O contrato foi assinado da parte da Gebalis – cujos responsáveis eram todos do PS no tempo da presidência de Fernando Medina e passaram a ser todos do PSD com Carlos Moedas – por Gonçalo Sampaio, um velho e leal amigo de José Pedro Aguiar-Branco. Dá-se a coincidência – e só uma coincidência – de Gonçalo Sampaio ter sido adjunto da Aguiar-Branco no Ministério da Defesa.
SÓCIO DE QUATRO EMPRESAS
Os interesses de José Pedro Aguiar-Branco não se confinam à advocacia. Quando foi eleito – apenas à quarta votação, graças a um acordo entre o PSD e o PS –, era sócio de quatro empresas – entre elas, a One Impact, de que era sócio maioritário e gerente.
A empresa, criada em 2018 e onde trabalha um dos seus filhos, tem como atividade a “intermediação, aquisição de direitos de inscrição, assessoria, gestão e representação de profissionais desportivos, nomeadamente jogadores e treinadores de futebol”. Chegou a representar o avançado Jota Silva, hoje a jogar nos turcos do Besiktas, o defesa-central Rodrigo Dias e o avançado Callhoca.

Na tomada de posse como presidente da Assembleia da República fez um comovente discurso perante os deputados: “É fundamental que a ação política dos protagonistas eleitos e a liderança pelo exemplo sejam conduzidos de forma irrepreensível quanto ao sentido de serviço à causa pública” – disse.
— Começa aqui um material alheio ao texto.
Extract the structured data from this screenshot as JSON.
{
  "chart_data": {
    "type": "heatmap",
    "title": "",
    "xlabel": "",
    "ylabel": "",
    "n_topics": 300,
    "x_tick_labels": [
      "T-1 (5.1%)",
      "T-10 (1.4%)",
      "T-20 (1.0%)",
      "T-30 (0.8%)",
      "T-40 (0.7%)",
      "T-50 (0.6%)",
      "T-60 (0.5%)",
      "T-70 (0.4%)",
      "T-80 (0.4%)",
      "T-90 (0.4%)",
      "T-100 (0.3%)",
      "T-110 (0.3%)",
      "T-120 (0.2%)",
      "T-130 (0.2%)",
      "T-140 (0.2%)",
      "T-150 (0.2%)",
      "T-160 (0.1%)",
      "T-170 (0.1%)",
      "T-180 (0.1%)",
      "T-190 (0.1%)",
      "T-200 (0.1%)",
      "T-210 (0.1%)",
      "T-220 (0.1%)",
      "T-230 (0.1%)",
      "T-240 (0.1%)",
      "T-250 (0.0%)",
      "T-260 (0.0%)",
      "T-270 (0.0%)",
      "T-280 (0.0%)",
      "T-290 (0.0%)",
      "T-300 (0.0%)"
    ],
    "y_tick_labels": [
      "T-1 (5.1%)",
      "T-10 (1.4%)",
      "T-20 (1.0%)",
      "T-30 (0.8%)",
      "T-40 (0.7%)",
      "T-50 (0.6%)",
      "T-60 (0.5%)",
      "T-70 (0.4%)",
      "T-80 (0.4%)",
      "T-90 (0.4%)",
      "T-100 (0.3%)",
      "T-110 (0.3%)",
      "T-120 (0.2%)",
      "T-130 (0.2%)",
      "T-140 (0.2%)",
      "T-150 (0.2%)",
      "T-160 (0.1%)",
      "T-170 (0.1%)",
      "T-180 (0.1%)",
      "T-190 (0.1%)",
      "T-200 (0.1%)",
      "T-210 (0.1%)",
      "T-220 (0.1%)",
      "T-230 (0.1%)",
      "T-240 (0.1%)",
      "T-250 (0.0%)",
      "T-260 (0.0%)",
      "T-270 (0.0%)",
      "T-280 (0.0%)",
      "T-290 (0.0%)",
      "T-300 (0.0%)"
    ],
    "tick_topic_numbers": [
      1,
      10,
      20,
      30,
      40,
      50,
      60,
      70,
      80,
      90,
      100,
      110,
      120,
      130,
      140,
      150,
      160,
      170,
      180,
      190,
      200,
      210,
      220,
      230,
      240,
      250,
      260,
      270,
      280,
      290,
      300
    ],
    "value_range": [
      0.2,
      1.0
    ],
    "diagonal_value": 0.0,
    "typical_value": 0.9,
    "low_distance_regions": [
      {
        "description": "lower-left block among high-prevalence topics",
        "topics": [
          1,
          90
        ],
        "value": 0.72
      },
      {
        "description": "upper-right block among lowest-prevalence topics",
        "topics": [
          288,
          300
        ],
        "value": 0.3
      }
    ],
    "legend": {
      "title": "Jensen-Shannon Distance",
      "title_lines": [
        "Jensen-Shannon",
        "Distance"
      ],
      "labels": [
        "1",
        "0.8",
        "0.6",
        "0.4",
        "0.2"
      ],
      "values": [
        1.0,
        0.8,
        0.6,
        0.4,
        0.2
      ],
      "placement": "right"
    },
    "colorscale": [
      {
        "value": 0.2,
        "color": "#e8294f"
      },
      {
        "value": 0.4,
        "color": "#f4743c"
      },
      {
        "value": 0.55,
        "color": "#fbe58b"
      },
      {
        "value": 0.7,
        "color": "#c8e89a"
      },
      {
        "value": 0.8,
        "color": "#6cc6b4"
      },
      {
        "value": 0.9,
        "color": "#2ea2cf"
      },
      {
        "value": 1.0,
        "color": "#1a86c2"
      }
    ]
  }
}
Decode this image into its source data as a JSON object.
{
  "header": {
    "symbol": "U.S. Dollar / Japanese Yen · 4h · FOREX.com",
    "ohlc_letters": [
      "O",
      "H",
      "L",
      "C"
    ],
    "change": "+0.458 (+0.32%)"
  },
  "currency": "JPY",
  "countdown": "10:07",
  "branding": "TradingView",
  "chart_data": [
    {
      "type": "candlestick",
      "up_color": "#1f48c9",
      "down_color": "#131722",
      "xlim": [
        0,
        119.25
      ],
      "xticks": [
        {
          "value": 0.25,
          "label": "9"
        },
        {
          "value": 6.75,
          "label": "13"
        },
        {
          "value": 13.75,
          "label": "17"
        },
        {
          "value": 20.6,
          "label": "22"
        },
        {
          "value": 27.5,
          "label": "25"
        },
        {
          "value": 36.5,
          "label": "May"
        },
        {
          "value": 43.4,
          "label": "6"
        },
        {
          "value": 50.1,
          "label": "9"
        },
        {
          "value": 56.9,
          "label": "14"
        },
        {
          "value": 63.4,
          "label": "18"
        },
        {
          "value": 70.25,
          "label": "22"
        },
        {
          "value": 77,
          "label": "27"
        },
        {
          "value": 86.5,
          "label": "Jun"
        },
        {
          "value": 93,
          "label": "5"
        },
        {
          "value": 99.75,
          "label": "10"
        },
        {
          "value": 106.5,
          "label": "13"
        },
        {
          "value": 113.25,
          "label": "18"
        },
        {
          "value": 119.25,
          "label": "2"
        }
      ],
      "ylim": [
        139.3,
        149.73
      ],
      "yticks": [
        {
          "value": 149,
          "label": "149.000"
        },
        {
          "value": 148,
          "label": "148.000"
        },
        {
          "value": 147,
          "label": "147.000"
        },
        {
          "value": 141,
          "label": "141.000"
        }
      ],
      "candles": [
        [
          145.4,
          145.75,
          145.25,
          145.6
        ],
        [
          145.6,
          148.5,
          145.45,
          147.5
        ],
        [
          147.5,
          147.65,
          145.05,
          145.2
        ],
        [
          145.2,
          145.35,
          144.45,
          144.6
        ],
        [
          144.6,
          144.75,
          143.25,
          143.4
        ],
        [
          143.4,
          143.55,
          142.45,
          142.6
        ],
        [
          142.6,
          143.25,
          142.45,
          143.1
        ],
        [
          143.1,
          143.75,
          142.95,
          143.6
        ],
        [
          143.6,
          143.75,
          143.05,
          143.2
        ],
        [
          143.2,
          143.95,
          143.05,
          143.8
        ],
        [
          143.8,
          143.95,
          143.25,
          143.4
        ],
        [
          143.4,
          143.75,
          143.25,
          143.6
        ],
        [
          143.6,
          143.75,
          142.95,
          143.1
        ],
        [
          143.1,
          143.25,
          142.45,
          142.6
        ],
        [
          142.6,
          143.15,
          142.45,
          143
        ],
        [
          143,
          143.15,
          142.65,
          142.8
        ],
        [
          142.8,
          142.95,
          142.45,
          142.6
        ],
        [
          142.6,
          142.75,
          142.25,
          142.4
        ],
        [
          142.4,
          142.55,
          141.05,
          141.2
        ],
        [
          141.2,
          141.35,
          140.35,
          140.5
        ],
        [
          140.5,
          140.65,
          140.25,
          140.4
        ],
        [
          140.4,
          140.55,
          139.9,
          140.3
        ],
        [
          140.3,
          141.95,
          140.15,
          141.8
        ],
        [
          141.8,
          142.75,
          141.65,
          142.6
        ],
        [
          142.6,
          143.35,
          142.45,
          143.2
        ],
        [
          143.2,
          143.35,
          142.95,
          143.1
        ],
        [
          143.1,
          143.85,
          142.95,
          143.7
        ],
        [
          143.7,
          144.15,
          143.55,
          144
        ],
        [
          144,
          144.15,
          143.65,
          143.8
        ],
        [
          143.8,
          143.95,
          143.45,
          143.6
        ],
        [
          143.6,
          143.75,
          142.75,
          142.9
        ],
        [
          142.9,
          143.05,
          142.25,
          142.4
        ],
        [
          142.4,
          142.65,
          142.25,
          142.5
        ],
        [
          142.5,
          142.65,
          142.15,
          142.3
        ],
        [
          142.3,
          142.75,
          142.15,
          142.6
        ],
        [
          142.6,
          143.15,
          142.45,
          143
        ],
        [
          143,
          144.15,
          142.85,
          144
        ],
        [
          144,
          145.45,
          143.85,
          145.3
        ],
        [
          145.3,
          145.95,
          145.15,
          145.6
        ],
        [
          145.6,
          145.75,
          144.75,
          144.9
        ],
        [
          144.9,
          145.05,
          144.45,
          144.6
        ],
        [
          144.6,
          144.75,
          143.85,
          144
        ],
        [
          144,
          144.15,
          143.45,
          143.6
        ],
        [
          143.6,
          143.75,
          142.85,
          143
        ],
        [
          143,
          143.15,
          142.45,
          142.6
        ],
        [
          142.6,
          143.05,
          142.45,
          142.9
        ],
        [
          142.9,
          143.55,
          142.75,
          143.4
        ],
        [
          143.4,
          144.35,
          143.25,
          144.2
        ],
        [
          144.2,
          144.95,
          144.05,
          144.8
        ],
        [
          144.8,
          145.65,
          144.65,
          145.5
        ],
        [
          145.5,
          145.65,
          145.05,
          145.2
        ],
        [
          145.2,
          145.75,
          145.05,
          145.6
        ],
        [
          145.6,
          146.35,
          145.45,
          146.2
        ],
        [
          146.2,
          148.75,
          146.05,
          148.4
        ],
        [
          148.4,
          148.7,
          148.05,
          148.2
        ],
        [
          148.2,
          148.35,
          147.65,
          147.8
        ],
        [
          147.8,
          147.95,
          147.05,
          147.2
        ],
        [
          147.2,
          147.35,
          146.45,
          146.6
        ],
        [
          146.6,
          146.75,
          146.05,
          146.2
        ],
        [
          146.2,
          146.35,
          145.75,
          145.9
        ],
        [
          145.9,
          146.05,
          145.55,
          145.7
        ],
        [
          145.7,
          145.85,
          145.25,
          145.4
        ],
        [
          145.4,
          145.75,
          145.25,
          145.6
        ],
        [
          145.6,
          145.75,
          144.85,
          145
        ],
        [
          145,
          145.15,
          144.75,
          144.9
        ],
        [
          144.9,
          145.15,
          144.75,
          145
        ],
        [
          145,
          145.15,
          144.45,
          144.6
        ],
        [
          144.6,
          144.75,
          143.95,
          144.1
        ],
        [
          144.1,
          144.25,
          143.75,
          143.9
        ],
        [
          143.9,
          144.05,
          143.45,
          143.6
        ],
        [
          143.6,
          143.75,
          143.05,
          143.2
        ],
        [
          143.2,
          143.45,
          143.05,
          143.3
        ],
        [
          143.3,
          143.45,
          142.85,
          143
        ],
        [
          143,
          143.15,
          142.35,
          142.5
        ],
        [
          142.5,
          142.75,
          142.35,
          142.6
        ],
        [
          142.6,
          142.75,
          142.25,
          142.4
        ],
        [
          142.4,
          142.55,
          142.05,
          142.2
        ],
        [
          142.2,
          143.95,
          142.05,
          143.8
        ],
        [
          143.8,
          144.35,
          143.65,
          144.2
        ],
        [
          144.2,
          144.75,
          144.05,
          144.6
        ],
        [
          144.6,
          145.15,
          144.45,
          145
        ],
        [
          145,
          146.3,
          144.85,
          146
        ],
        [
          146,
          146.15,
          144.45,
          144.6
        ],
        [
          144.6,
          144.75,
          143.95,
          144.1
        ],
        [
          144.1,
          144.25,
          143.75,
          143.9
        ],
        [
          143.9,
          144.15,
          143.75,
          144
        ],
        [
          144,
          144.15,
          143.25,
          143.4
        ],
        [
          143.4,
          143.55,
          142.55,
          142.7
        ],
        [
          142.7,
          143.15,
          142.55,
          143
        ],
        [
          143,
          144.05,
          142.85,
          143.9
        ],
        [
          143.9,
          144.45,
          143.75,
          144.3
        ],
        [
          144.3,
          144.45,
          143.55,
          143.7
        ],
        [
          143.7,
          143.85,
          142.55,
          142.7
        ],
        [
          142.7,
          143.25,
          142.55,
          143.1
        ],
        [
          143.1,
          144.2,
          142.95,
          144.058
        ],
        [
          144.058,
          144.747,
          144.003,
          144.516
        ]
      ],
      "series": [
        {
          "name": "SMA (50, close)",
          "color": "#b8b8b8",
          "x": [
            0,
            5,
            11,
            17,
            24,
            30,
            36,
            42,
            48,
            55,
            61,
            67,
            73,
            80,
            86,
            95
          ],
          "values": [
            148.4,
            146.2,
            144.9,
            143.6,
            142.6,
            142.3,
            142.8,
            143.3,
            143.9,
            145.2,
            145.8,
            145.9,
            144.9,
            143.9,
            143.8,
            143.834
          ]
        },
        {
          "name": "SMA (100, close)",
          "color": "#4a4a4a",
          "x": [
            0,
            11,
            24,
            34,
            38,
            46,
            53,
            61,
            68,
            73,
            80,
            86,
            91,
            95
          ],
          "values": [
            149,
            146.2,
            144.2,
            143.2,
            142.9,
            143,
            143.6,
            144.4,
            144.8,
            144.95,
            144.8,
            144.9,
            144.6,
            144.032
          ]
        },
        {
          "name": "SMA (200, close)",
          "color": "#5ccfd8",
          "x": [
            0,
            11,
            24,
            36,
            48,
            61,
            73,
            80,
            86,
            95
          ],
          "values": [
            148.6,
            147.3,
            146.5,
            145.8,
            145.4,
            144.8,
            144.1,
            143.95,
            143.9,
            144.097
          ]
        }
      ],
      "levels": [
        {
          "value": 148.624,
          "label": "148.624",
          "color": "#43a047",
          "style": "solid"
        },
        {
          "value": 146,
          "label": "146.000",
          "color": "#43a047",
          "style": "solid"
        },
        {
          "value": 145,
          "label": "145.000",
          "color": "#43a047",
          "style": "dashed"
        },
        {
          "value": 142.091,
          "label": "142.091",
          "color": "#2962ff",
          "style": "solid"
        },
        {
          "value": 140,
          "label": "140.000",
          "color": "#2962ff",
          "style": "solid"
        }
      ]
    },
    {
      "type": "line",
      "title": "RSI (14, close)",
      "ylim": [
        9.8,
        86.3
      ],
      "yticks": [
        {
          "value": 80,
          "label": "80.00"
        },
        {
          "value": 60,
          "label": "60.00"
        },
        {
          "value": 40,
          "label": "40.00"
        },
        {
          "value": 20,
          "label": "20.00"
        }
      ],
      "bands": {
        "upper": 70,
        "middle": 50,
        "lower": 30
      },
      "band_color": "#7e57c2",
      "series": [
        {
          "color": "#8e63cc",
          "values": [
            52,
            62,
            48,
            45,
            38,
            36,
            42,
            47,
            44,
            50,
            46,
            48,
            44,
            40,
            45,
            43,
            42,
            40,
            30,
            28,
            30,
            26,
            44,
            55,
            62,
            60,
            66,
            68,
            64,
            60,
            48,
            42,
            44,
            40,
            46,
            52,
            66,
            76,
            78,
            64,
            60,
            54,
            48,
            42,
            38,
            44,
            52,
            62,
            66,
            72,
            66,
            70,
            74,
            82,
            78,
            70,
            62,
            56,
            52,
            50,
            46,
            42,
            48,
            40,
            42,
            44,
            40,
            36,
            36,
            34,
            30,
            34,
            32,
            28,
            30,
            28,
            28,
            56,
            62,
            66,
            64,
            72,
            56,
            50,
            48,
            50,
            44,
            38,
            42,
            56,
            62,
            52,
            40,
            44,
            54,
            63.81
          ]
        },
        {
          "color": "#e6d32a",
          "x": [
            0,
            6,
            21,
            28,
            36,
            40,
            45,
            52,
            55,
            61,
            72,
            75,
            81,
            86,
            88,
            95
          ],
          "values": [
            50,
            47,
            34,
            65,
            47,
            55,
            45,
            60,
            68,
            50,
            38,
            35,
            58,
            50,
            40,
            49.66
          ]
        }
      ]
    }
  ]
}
Quem o ouviu e aplaudiu estava longe de imaginar que ele próprio, num irrepreensível exemplo de abnegado serviço à nação, era um empresário de futebol. Apenas dois meses depois, quando essa sua atividade empresarial foi revelada pelos media, Aguiar-Branco resolveu afastar-se do negócio.
EMPRESAS NÃO LHE FALTAM…
Abandonou a compra e venda de futebolistas, mas mantém intactos os seus interesses noutras empresas. A segunda figura na hierarquia do Estado, acima do primeiro-ministro e logo abaixo do Presidente da República, desempenha o alto cargo público ao mesmo tempo que mantém a participação societária em três firmas.
Aguiar-Branco é dono de 39 por cento da Portocovi, firma dedicada à administração de imóveis, tem 90 por cento da MAF e GSS, especializada em organização e gestão de escritórios, e divide a meias com a mulher o capital da Visiva, firma de consultadoria e gestão de condomínios.
É um homem previdente. Um dia que a política lhe falte, tem os negócios. Um dia que os negócios lhe falhem, tem a política.